A Song Called "Lovely"

we're taught in calvinist churches that human kind's most basic tendency is to be sinful, that, in fact, we are by our very nature “sinners.” we look back to the story of adam and eve and recall their “fall."  there is an old lutheran chorale that pretty much sums this idea up in its first line: “through adam's fall the human race was doomed to condemnation.”  i think this is a very unhealthy, dangerous point-of-view, and i'm not sure that is what the story is intended to teach.

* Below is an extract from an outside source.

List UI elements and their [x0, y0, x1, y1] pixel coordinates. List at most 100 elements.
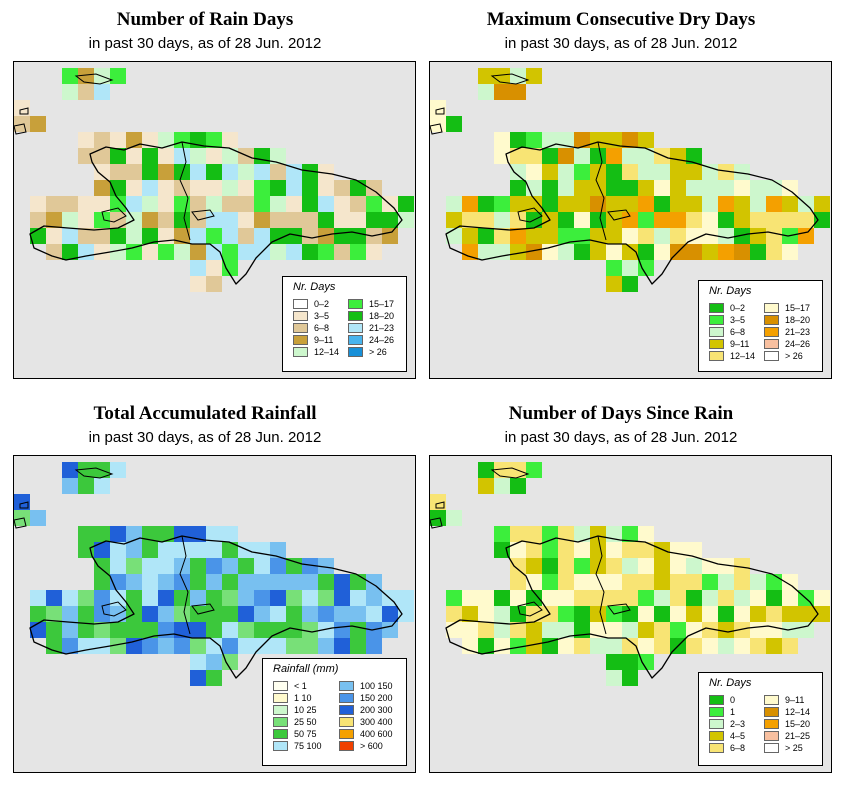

if we insist that the adam-eve story is literally true, we're presented with some serious limitations and contradictions.  we are shown a god who wishes human beings to be unable to distinguish between good and evil, a god who desires that this first couple should remain innocent and incapable of reason.  this god is unable to prevent the force of evil that is embodied in the serpent from persuading eve to eat of the forbidden fruit or to reach adam so that he does not eat the fruit.  a literal reading suggests that god is ignorant of the events unfolding in the primeval garden and only learns of them during a walk through the garden looking for adam and eve.

we know from the evidence of science that this story can't be factual, and those who insist that it must be read as literal truth miss the point of the story altogether and are led to what i believe is a mistaken interpretation.  we each relive this story in our own lives; we are adam/eve.  god does walk among us.  we see god when we engage with nature, when we admire the beauty that is creation, when we feel the tug of love in our hearts, when we use our minds to reason, when we are touched by the lives of others.

every day we make choices.  some are the wrong choices, some are right.  discerning which is which is difficult.  the knowledge of good and evil is not as simple as checking off our adherence to a list of rules.  the complexity of reasoning out what is right and what is wrong demands that we listen to both our hearts and our minds.  the forbidden fruit that gives us the absolute knowledge of good and evil is the wrong-headed notion that there is a code that applies in every situation, that we can easily determine the right course of action as we switch off our brains and allow some external system of morality to be imposed on us.

females are not evil because eve allowed the serpent to persuade her to disobey god.  males are not evil because adam allowed eve to persuade him to eat of the fruit.  the lesson that the first sin was commited by eve, thus condemning all females to lives of subservience to males, is perhaps the second most dangerous lesson that literalists take away from this story, the first being that human beings are innately evil.  this ancient story has so much more to teach us than a literal reading can ever discover.

my prayer for us today is that we will sense the presence of love in everything around us, that our lives will resonate with the hum of the powerful love that vibrates in every molecule of creation.  may we use our powers of reason to discern what is good and beautiful and to reject what is evil and unlovely.  shalom.